None

El Rosario y la Sotana sin Cabeza

Ecos de Valentía

En Villa de San Felipe El Real de Chihuahua se había dado la instrucción de no mostrar piedad o simpatía por los prisioneros insurgentes que llegarían, a menos que se deseara agraviar a la corona española.

Entre los cerca de cincuenta cautivos estaban Miguel Hidalgo y Costilla, Ignacio Allende y Mariano Jiménez… Todos fueron llevados, en condiciones deplorables  y entre mediaciones y torturas, a la prisión.

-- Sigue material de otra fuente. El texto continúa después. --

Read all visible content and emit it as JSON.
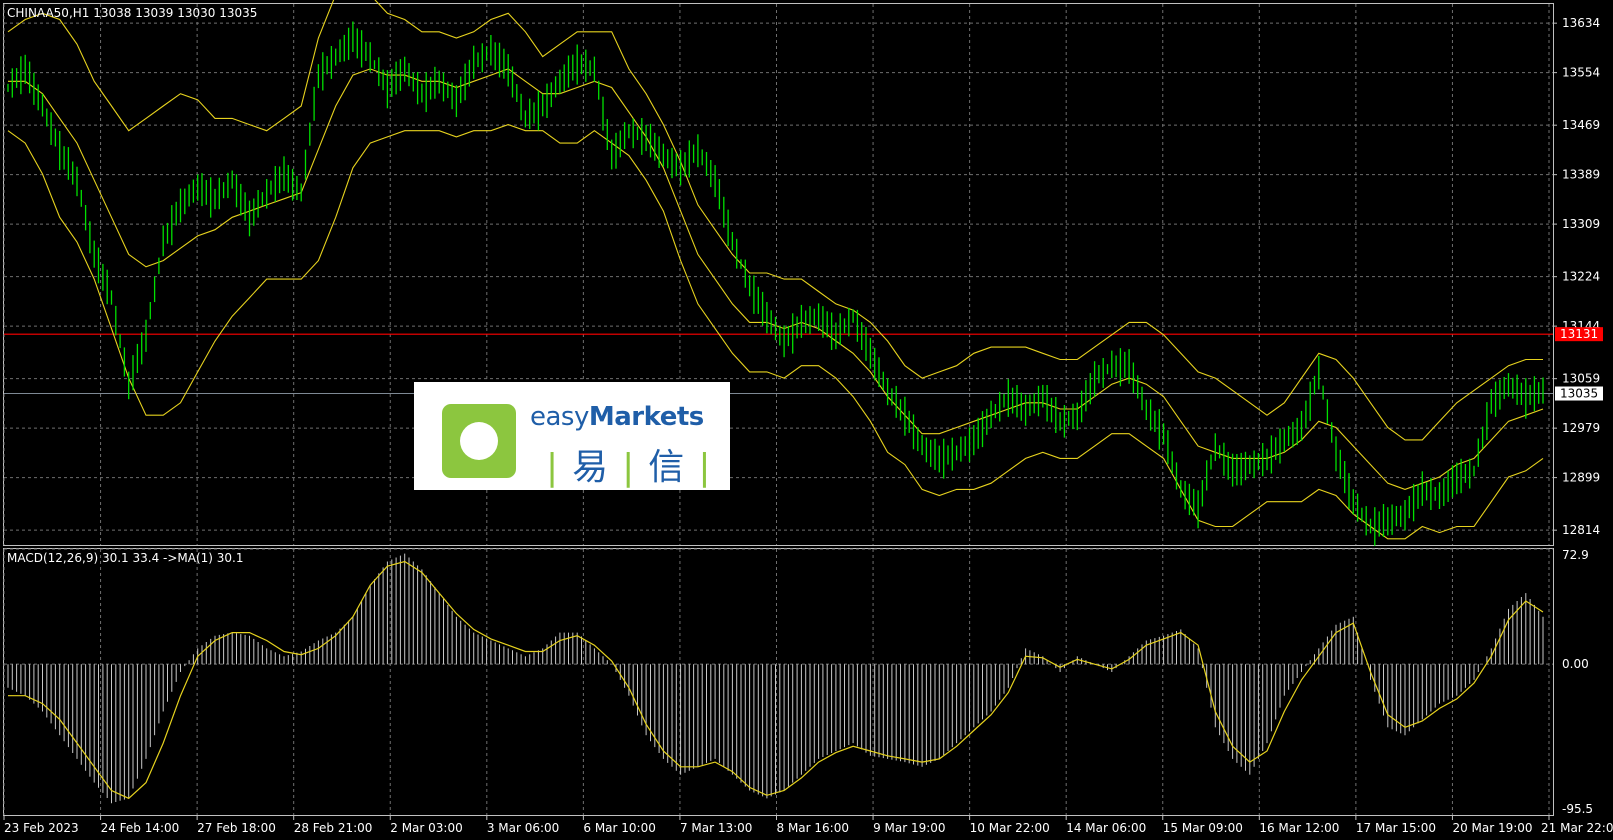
{
  "chart_data": {
    "type": "candlestick",
    "symbol_header": "CHINAA50,H1  13038 13039 13030 13035",
    "price_axis_ticks": [
      "13634",
      "13554",
      "13469",
      "13389",
      "13309",
      "13224",
      "13144",
      "13059",
      "12979",
      "12899",
      "12814"
    ],
    "price_ylim": [
      12790,
      13665
    ],
    "current_price_label": "13035",
    "current_price": 13035,
    "level_label": "13131",
    "level_price": 13131,
    "time_labels": [
      "23 Feb 2023",
      "24 Feb 14:00",
      "27 Feb 18:00",
      "28 Feb 21:00",
      "2 Mar 03:00",
      "3 Mar 06:00",
      "6 Mar 10:00",
      "7 Mar 13:00",
      "8 Mar 16:00",
      "9 Mar 19:00",
      "10 Mar 22:00",
      "14 Mar 06:00",
      "15 Mar 09:00",
      "16 Mar 12:00",
      "17 Mar 15:00",
      "20 Mar 19:00",
      "21 Mar 22:00"
    ],
    "grid": true,
    "close_path": [
      13530,
      13560,
      13500,
      13430,
      13380,
      13260,
      13190,
      13050,
      13130,
      13280,
      13340,
      13370,
      13350,
      13380,
      13320,
      13360,
      13390,
      13360,
      13550,
      13580,
      13610,
      13580,
      13530,
      13560,
      13520,
      13540,
      13510,
      13570,
      13590,
      13560,
      13480,
      13500,
      13540,
      13570,
      13560,
      13420,
      13460,
      13450,
      13420,
      13400,
      13430,
      13380,
      13280,
      13210,
      13160,
      13120,
      13150,
      13160,
      13130,
      13160,
      13100,
      13040,
      13000,
      12950,
      12930,
      12940,
      12960,
      13000,
      13030,
      13010,
      13030,
      12990,
      13000,
      13060,
      13080,
      13080,
      13010,
      12970,
      12880,
      12850,
      12950,
      12910,
      12920,
      12930,
      12960,
      12980,
      13070,
      12940,
      12860,
      12820,
      12830,
      12840,
      12880,
      12870,
      12900,
      12910,
      13020,
      13050,
      13030,
      13040
    ],
    "bollinger_upper_path": [
      13620,
      13640,
      13650,
      13640,
      13600,
      13540,
      13500,
      13460,
      13480,
      13500,
      13520,
      13510,
      13480,
      13480,
      13470,
      13460,
      13480,
      13500,
      13610,
      13680,
      13700,
      13680,
      13650,
      13640,
      13620,
      13620,
      13610,
      13620,
      13640,
      13650,
      13620,
      13580,
      13600,
      13620,
      13620,
      13620,
      13560,
      13520,
      13470,
      13410,
      13340,
      13300,
      13260,
      13230,
      13230,
      13220,
      13220,
      13200,
      13180,
      13170,
      13150,
      13120,
      13080,
      13060,
      13070,
      13080,
      13100,
      13110,
      13110,
      13110,
      13100,
      13090,
      13090,
      13110,
      13130,
      13150,
      13150,
      13130,
      13100,
      13070,
      13060,
      13040,
      13020,
      13000,
      13020,
      13060,
      13100,
      13090,
      13060,
      13020,
      12980,
      12960,
      12960,
      12990,
      13020,
      13040,
      13060,
      13080,
      13090,
      13090
    ],
    "bollinger_mid_path": [
      13540,
      13540,
      13520,
      13480,
      13440,
      13380,
      13320,
      13260,
      13240,
      13250,
      13270,
      13290,
      13300,
      13320,
      13330,
      13340,
      13350,
      13360,
      13430,
      13500,
      13550,
      13560,
      13550,
      13550,
      13540,
      13540,
      13530,
      13540,
      13550,
      13560,
      13540,
      13520,
      13520,
      13530,
      13540,
      13530,
      13490,
      13450,
      13400,
      13330,
      13260,
      13220,
      13180,
      13150,
      13150,
      13140,
      13150,
      13140,
      13120,
      13100,
      13070,
      13030,
      13000,
      12970,
      12970,
      12980,
      12990,
      13000,
      13010,
      13020,
      13020,
      13010,
      13010,
      13030,
      13050,
      13060,
      13050,
      13030,
      12990,
      12950,
      12940,
      12930,
      12930,
      12930,
      12940,
      12960,
      12990,
      12980,
      12950,
      12920,
      12890,
      12880,
      12890,
      12900,
      12920,
      12930,
      12960,
      12990,
      13000,
      13010
    ],
    "bollinger_lower_path": [
      13460,
      13440,
      13390,
      13320,
      13280,
      13220,
      13140,
      13060,
      13000,
      13000,
      13020,
      13070,
      13120,
      13160,
      13190,
      13220,
      13220,
      13220,
      13250,
      13320,
      13400,
      13440,
      13450,
      13460,
      13460,
      13460,
      13450,
      13460,
      13460,
      13470,
      13460,
      13460,
      13440,
      13440,
      13460,
      13440,
      13420,
      13380,
      13330,
      13250,
      13180,
      13140,
      13100,
      13070,
      13070,
      13060,
      13080,
      13080,
      13060,
      13030,
      12990,
      12940,
      12920,
      12880,
      12870,
      12880,
      12880,
      12890,
      12910,
      12930,
      12940,
      12930,
      12930,
      12950,
      12970,
      12970,
      12950,
      12930,
      12880,
      12830,
      12820,
      12820,
      12840,
      12860,
      12860,
      12860,
      12880,
      12870,
      12840,
      12820,
      12800,
      12800,
      12820,
      12810,
      12820,
      12820,
      12860,
      12900,
      12910,
      12930
    ],
    "macd_header": "MACD(12,26,9) 30.1 33.4  ->MA(1) 30.1",
    "macd_ticks": [
      "72.9",
      "0.00",
      "-95.5"
    ],
    "macd_ylim": [
      -95.5,
      72.9
    ],
    "macd_hist_path": [
      -15,
      -20,
      -30,
      -45,
      -60,
      -75,
      -88,
      -85,
      -60,
      -30,
      -5,
      10,
      18,
      20,
      18,
      10,
      5,
      8,
      15,
      20,
      30,
      50,
      65,
      70,
      60,
      45,
      30,
      20,
      15,
      10,
      5,
      10,
      20,
      20,
      10,
      0,
      -20,
      -45,
      -60,
      -70,
      -65,
      -60,
      -70,
      -80,
      -85,
      -80,
      -70,
      -60,
      -55,
      -50,
      -58,
      -60,
      -62,
      -65,
      -60,
      -50,
      -40,
      -30,
      -15,
      10,
      5,
      -5,
      5,
      0,
      -5,
      5,
      15,
      18,
      22,
      10,
      -40,
      -60,
      -70,
      -50,
      -20,
      -5,
      10,
      25,
      30,
      -10,
      -40,
      -45,
      -35,
      -25,
      -20,
      -10,
      10,
      35,
      45,
      30
    ],
    "macd_signal_path": [
      -20,
      -20,
      -25,
      -35,
      -50,
      -65,
      -80,
      -85,
      -75,
      -50,
      -20,
      5,
      15,
      20,
      20,
      15,
      8,
      6,
      10,
      18,
      30,
      50,
      62,
      65,
      58,
      45,
      32,
      22,
      16,
      12,
      8,
      8,
      15,
      18,
      12,
      2,
      -15,
      -38,
      -55,
      -65,
      -65,
      -62,
      -68,
      -78,
      -83,
      -80,
      -72,
      -62,
      -56,
      -52,
      -55,
      -58,
      -60,
      -62,
      -60,
      -52,
      -42,
      -32,
      -18,
      5,
      4,
      -2,
      3,
      0,
      -3,
      3,
      12,
      16,
      20,
      12,
      -30,
      -52,
      -62,
      -55,
      -30,
      -10,
      5,
      20,
      26,
      -5,
      -32,
      -40,
      -36,
      -28,
      -22,
      -12,
      5,
      28,
      40,
      33
    ]
  }
}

Justo María Chávez Aguilar trabajaba en ese lugar. Simpatizante secreto del movimiento independentista, el ver al cura Hidalgo ahí le hizo sentir tristeza. Cuando tuvo la oportunidad entregó directo en manos del cura un rosario sevillano de carey con un crucifijo de oro. Don Miguel se conmovió y le agradeció el gesto.

Durante muchos días Justo María visitó al prisionero y siempre lo encontraba de la misma manera: en oración, sosteniendo el rosario entre sus manos y con un rostro de paz, tranquilo, a pesar del dolor que le provocaba saber que sus compañeros iban siendo fusilados con el paso del tiempo.

Un domingo, antes del fusilamiento del líder del movimiento, Justo logró verlo por última vez y le regaló unos dulces… Miguel Hidalgo y Costilla fue fusilado el lunes 30 de julio de 1811; cercenaron su cabeza y el resto de su cuerpo fue enterrado en una pequeña capilla de San Antonio de Padua.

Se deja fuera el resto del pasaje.